Note: While, clearly, Cem (as do we) sees not-small potential for this blow-off-top scenario unfolding over the coming months, he also pointed out that there remains potential under-the-surface support (in the options space) for equities that can last at least through the July 19 expiration.


Inputs that showed improvement:

Sector Leadership (from neutral to positive)
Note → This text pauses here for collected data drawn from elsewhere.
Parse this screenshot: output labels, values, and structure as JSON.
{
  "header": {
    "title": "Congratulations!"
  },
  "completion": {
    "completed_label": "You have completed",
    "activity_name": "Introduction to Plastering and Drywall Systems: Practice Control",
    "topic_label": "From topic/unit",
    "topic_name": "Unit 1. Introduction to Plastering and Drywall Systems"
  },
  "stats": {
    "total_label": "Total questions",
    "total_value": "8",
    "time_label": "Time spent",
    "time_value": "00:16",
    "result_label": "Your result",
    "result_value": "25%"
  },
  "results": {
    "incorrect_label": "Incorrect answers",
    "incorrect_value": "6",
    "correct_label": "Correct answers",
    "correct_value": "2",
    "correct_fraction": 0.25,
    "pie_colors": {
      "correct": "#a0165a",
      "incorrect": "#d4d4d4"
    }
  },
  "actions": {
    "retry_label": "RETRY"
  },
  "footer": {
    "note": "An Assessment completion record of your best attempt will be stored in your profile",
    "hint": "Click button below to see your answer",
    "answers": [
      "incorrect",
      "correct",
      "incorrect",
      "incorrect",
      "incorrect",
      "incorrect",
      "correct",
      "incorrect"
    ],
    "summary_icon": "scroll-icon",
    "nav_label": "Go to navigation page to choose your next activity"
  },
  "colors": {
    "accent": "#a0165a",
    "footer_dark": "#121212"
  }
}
Breadth (from negative to neutral)


Inputs that deteriorated:

US Dollar (from neutral to negative)

Fed Policy (from neutral to negative)

Sentiment (from neutral to negative)


Inputs that remained bullish:

none


Inputs that remained bearish:

Interest Rates and overall liquidity

Valuation

Economic Conditions

Geopolitics

Credit conditions


Inputs that remained neutral:

Fiscal Policy

SPX Technical Trends



EMCI since inception:


SP500 since EMCI inception:





  1.  US DOLLAR: -1 (-1)


Last month's bearish technical assessment played out precisely as the setup suggested it would, with a 1.36% decline in June for the US Dollar Index (DXY):


Our current view of how equities are trading relative to the dollar, had us scoring the bearish dollar chart setup as neutral (+1) in our June report… Clearly, given the impressive 6.47% June gain in the SP500 (7.18% for SP500 EW) the negative DXY/SPX correlation is one to be respected.


One month later, technically-speaking, the dollar scores net-bullish (bearish stocks), having broken solidly above its June downward channel, with generally bullish shaping MACD and RSI:

Therefore, given the negative correlation, equities face a potentially-stiff dollar headwind heading into July.